En el sur de Francia, en una zona tranquila rodeada de viñedos y bosques de pinos, se está realizando el proyecto más ambicioso del siglo. Lo que se construye allí no es una nave espacial ni una súpercomputadora, es una máquina gigante que busca crear una estrella dentro de la Tierra, pero ¿Cómo es posible esto?
Un proyecto muy ambicioso
Lejos de las grandes ciudades, se está construyendo el experimento científico más ambicioso del mundo. No es una película de ciencia ficción, es una máquina gigantesca que busca hacer algo increíble: imitar el poder del Sol aquí, en nuestro planeta.
El proyecto tiene a todos los científicos emocionados porque, si sale bien, podría ser la solución que para la crisis energética. El objetivo es conseguir energía sin contaminar nuestro planeta y que, además, sea casi inagotable.
Hace poco, este proyecto ha superado una de sus mayores dificultades en ingeniería y ha conseguido retomar la instalación de sus elementos fundamentales, reavivando la esperanza de una transformación energética.
El combustible principal se sacará casi en su totalidad del agua de mar, haciendo que esta fuente sea inagotable y muy segura, sin embargo, la construcción de esta obra tiene un costo que ha generado mucha polémica.
Una obra muy costosa
Estamos hablando del proyecto ITER, el mayor experimento de fusión nuclear del planeta, cuyo presupuesto inicial de 6000 millones de dólares ha escalado hasta los 65 000 millones de dólares, un proyecto tan ambicioso como esta nueva creación japonesa.
Pero ¿Cómo funciona exactamente esta máquina única en el mundo, y por qué construir esta estrella en la Tierra es el proyecto de ingeniería más caro y complejo que ha emprendido la humanidad?
El corazón de este proyecto es el tokamak, una esfera gigante con forma de rosquilla, considerada la máquina más compleja jamás creada. Es una estructura enorme que lleva diez millones de piezas y pesa aproximadamente 450 000 toneladas.
Dentro del tokamak se imita la forma en que el Sol produce energía. Para lograrlo, los ingenieros deben calentar una mezcla de gases de hidrógeno hasta crear un plasma que alcanzará los 150 millones de grados Celsius, ¡diez veces la temperatura del núcleo solar!

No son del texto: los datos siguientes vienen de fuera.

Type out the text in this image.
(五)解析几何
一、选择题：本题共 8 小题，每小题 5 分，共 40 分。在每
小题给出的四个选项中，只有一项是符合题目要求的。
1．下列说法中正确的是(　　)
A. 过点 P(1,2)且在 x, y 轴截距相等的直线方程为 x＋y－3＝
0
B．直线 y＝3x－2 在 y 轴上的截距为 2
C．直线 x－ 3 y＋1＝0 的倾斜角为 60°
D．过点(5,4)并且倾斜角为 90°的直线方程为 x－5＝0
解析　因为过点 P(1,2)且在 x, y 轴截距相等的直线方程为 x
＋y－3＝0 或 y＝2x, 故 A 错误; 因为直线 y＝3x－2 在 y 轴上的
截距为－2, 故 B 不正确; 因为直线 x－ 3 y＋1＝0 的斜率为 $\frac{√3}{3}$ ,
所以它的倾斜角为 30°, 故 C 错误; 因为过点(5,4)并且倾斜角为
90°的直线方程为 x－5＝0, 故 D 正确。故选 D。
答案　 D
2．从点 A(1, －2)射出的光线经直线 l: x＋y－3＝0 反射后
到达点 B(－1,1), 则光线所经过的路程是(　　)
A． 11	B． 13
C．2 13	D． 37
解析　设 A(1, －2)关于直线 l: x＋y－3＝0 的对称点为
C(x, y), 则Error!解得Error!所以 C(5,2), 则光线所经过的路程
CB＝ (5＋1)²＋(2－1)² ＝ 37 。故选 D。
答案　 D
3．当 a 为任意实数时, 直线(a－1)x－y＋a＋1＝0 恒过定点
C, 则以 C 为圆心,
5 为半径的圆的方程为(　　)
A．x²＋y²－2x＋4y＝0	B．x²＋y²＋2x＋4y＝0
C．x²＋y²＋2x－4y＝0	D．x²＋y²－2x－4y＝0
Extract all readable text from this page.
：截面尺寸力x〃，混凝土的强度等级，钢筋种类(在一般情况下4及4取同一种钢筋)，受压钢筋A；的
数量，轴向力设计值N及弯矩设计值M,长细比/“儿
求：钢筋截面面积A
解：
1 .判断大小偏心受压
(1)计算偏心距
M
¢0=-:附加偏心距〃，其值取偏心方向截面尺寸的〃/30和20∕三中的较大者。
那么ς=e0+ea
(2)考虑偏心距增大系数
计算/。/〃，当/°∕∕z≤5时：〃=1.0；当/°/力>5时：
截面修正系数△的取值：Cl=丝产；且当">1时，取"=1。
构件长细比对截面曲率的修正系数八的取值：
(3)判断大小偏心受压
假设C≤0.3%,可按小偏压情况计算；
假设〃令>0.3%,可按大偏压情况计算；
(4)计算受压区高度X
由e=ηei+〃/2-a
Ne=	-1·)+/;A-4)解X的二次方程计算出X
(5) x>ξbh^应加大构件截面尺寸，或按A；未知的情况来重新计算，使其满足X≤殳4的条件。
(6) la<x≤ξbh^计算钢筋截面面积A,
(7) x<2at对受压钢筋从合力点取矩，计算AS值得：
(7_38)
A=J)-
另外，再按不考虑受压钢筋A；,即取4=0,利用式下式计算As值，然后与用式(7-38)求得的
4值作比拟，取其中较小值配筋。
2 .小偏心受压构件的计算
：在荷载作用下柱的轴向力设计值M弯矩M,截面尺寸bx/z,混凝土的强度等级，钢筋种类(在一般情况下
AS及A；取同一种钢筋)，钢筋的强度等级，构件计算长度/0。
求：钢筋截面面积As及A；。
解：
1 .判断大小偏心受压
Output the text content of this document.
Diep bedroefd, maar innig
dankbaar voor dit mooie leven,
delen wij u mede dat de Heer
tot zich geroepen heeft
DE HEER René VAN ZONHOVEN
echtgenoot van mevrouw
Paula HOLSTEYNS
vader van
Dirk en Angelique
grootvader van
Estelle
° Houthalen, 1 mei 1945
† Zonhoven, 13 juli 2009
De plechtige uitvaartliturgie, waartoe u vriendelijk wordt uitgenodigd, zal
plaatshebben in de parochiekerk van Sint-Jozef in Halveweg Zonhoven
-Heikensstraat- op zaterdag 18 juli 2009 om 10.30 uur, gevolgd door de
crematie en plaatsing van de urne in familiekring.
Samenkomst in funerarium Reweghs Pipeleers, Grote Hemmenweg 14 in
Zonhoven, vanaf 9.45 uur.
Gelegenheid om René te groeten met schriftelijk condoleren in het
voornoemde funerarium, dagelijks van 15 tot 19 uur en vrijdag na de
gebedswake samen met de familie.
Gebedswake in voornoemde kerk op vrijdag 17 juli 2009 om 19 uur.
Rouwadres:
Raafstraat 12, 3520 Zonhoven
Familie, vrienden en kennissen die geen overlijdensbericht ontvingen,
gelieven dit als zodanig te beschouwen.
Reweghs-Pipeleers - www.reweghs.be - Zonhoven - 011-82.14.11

Pero el gran desafío es controlar y mantener ese plasma inestable por unos siete minutos. Para eso, se usan imanes especiales, llamados superconductores, que deben ser enfriados a temperaturas de -268°C (casi el cero absoluto).
Una colaboración de 33 países
El proyecto ITER, que en latín significa «el camino», es un símbolo de la colaboración internacional, pues 33 países, incluyendo Estados Unidos, Europa, Rusia y China participan en él, sin embargo, el camino no ha sido nada fácil.
La construcción empezó en 2007 pero ha tenido muchos problemas y se ha retrasado más de lo esperado, de hecho, hace poco tuvieron que volver a construir una parte del reactor porque se encontraron grietas y fugas.
¿Una esperanza o un desperdicio de dinero?
Aunque el ITER no está diseñado para vender electricidad, su misión es probar que la fusión nuclear es técnicamente posible para que futuras plantas comerciales puedan usarla. Todos sus avances serán de acceso libre, beneficiando a científicos y empresas privadas de todo el mundo.
Pero a pesar de eso, el proyecto sigue generando mucha polémica, pues mientras algunos defensores como el físico Stephen Hawking lo vieron como «la iniciativa más prometedora para la humanidad», otros lo consideran un desperdicio de dinero.
No podemos negar que el camino es bastante complejo, sin embargo, si todo sale bien estaríamos ante uno de los proyectos más sorprendentes de la historia, al igual que el proyecto de Rusia que está asustando al mundo. Si consiguen dominar esta «estrella en la Tierra», tendremos energía limpia, segura e ilimitada.